While the embodiments of the invention have been described as set forth herein, it is understood that these embodiments are illustrative and various changes and modifications may be made without departing from the scope and spirit of the invention.

Claims

1. A method for an accelerator pedal safety in a vehicle with an internal combustion engine having an electronic control unit, (ecu), said method comprising:

a) starting the engine;

b) determining whether the engine is running;

c) determining whether there is a request for additional torque;

d) determining whether an inhibit is enabled;

e) determining whether the vehicle speed is above a preset threshold;

f) enabling the accelerator pedal torque request, and;

g) logging a fault in the ecu and enable visual indicators of fault.

2. The method of claim 1, wherein determining whether there is a request for additional torque is comprised of determining the extent of accelerator pedal is depressed.

3. The method of claim 1, further including honoring the accelerator pedal request for torque when said accelerator pedal inhibit is not enabled.

4. The method of claim 1, further including inhibiting the accelerator pedal torque request when said vehicle speed is not above a preset maximum threshold value.

5. The method of claim 1, further including a torque derate feature to be activated when the vehicle speed is below a present maximum value.

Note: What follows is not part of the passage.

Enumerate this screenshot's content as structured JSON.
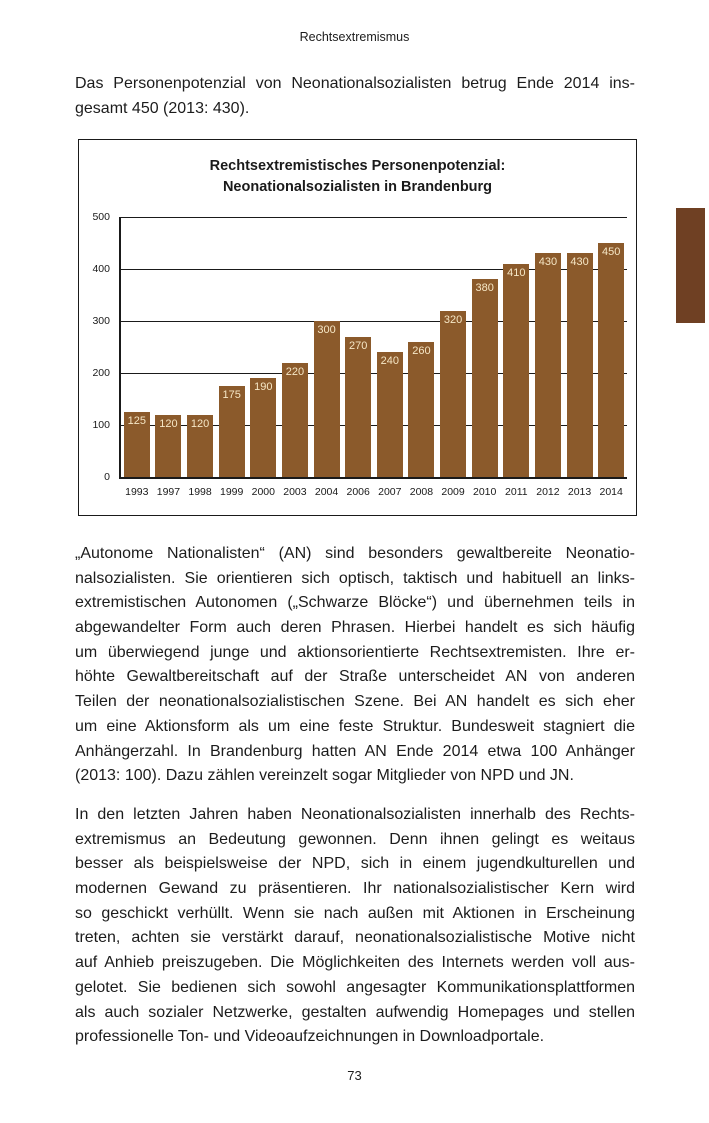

6. A method for a accelerator pedal safety in a vehicle with an internal combustion engine having an electronic control unit, (ecu), said method comprising:

a) starting the engine;

b) determining whether the engine is running;

c) determining whether there is a request for additional torque;

d) determining whether an inhibit torque is enabled;

e) determining whether the vehicle speed is above a preset threshold;

f) enabling a torque derate when said vehicle is below a preset speed and;

g) enabling the accelerator pedal torque request and;

h) logging a fault in the ecu and enable visual indicators of fault.

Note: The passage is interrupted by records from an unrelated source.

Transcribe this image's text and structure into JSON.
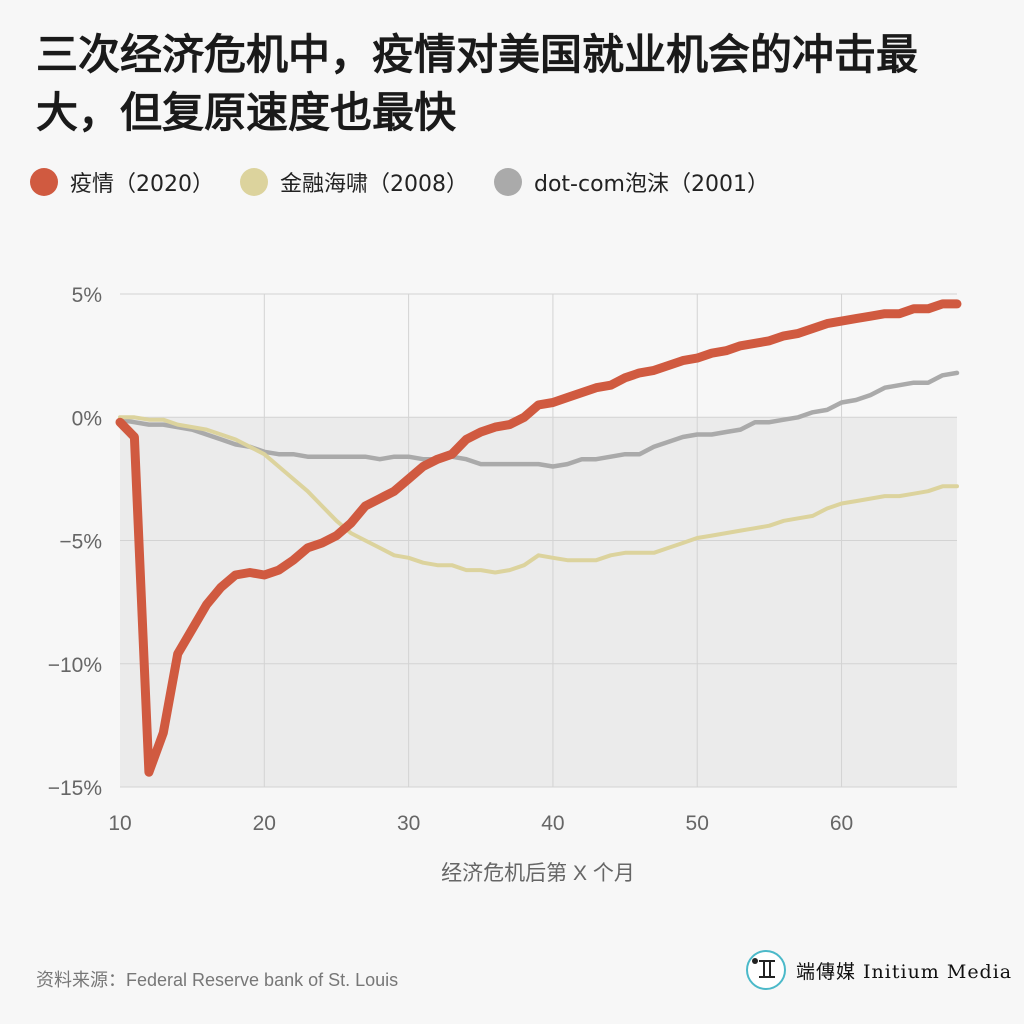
{
  "title": "三次经济危机中，疫情对美国就业机会的冲击最大，但复原速度也最快",
  "source": "资料来源：Federal Reserve bank of St. Louis",
  "logo": {
    "text": "端傳媒 Initium Media"
  },
  "chart_data": {
    "type": "line",
    "xlabel": "经济危机后第 X 个月",
    "ylabel": "",
    "xlim": [
      10,
      68
    ],
    "ylim": [
      -15,
      5
    ],
    "x_ticks": [
      "10",
      "20",
      "30",
      "40",
      "50",
      "60"
    ],
    "y_ticks": [
      "5%",
      "0%",
      "-5%",
      "-10%",
      "-15%"
    ],
    "grid": true,
    "legend_position": "top",
    "series": [
      {
        "name": "疫情（2020）",
        "color": "#d05a40",
        "x": [
          10,
          11,
          12,
          13,
          14,
          15,
          16,
          17,
          18,
          19,
          20,
          21,
          22,
          23,
          24,
          25,
          26,
          27,
          28,
          29,
          30,
          31,
          32,
          33,
          34,
          35,
          36,
          37,
          38,
          39,
          40,
          41,
          42,
          43,
          44,
          45,
          46,
          47,
          48,
          49,
          50,
          51,
          52,
          53,
          54,
          55,
          56,
          57,
          58,
          59,
          60,
          61,
          62,
          63,
          64,
          65,
          66,
          67,
          68
        ],
        "values": [
          -0.2,
          -0.8,
          -14.4,
          -12.8,
          -9.6,
          -8.6,
          -7.6,
          -6.9,
          -6.4,
          -6.3,
          -6.4,
          -6.2,
          -5.8,
          -5.3,
          -5.1,
          -4.8,
          -4.3,
          -3.6,
          -3.3,
          -3.0,
          -2.5,
          -2.0,
          -1.7,
          -1.5,
          -0.9,
          -0.6,
          -0.4,
          -0.3,
          0.0,
          0.5,
          0.6,
          0.8,
          1.0,
          1.2,
          1.3,
          1.6,
          1.8,
          1.9,
          2.1,
          2.3,
          2.4,
          2.6,
          2.7,
          2.9,
          3.0,
          3.1,
          3.3,
          3.4,
          3.6,
          3.8,
          3.9,
          4.0,
          4.1,
          4.2,
          4.2,
          4.4,
          4.4,
          4.6,
          4.6
        ]
      },
      {
        "name": "金融海啸（2008）",
        "color": "#dcd39d",
        "x": [
          10,
          11,
          12,
          13,
          14,
          15,
          16,
          17,
          18,
          19,
          20,
          21,
          22,
          23,
          24,
          25,
          26,
          27,
          28,
          29,
          30,
          31,
          32,
          33,
          34,
          35,
          36,
          37,
          38,
          39,
          40,
          41,
          42,
          43,
          44,
          45,
          46,
          47,
          48,
          49,
          50,
          51,
          52,
          53,
          54,
          55,
          56,
          57,
          58,
          59,
          60,
          61,
          62,
          63,
          64,
          65,
          66,
          67,
          68
        ],
        "values": [
          0.0,
          0.0,
          -0.1,
          -0.1,
          -0.3,
          -0.4,
          -0.5,
          -0.7,
          -0.9,
          -1.2,
          -1.5,
          -2.0,
          -2.5,
          -3.0,
          -3.6,
          -4.2,
          -4.7,
          -5.0,
          -5.3,
          -5.6,
          -5.7,
          -5.9,
          -6.0,
          -6.0,
          -6.2,
          -6.2,
          -6.3,
          -6.2,
          -6.0,
          -5.6,
          -5.7,
          -5.8,
          -5.8,
          -5.8,
          -5.6,
          -5.5,
          -5.5,
          -5.5,
          -5.3,
          -5.1,
          -4.9,
          -4.8,
          -4.7,
          -4.6,
          -4.5,
          -4.4,
          -4.2,
          -4.1,
          -4.0,
          -3.7,
          -3.5,
          -3.4,
          -3.3,
          -3.2,
          -3.2,
          -3.1,
          -3.0,
          -2.8,
          -2.8
        ]
      },
      {
        "name": "dot-com泡沫（2001）",
        "color": "#aaaaaa",
        "x": [
          10,
          11,
          12,
          13,
          14,
          15,
          16,
          17,
          18,
          19,
          20,
          21,
          22,
          23,
          24,
          25,
          26,
          27,
          28,
          29,
          30,
          31,
          32,
          33,
          34,
          35,
          36,
          37,
          38,
          39,
          40,
          41,
          42,
          43,
          44,
          45,
          46,
          47,
          48,
          49,
          50,
          51,
          52,
          53,
          54,
          55,
          56,
          57,
          58,
          59,
          60,
          61,
          62,
          63,
          64,
          65,
          66,
          67,
          68
        ],
        "values": [
          -0.1,
          -0.2,
          -0.3,
          -0.3,
          -0.4,
          -0.5,
          -0.7,
          -0.9,
          -1.1,
          -1.2,
          -1.4,
          -1.5,
          -1.5,
          -1.6,
          -1.6,
          -1.6,
          -1.6,
          -1.6,
          -1.7,
          -1.6,
          -1.6,
          -1.7,
          -1.7,
          -1.6,
          -1.7,
          -1.9,
          -1.9,
          -1.9,
          -1.9,
          -1.9,
          -2.0,
          -1.9,
          -1.7,
          -1.7,
          -1.6,
          -1.5,
          -1.5,
          -1.2,
          -1.0,
          -0.8,
          -0.7,
          -0.7,
          -0.6,
          -0.5,
          -0.2,
          -0.2,
          -0.1,
          0.0,
          0.2,
          0.3,
          0.6,
          0.7,
          0.9,
          1.2,
          1.3,
          1.4,
          1.4,
          1.7,
          1.8
        ]
      }
    ]
  }
}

7. The method of claim 6, wherein determining whether there is a request for additional torque is comprised of determining the extent of accelerator pedal is depressed.

8. The method of claim 6, further including honoring the accelerator pedal request for torque when said accelerator pedal inhibit is not enabled.

9. The method of claim 6, further including inhibiting the accelerator pedal torque request when said vehicle speed is not above a preset maximum threshold value.

10. The method of claim 6, further including inhibiting the accelerator pedal torque request when said engine speed is above a preset minimum threshold value.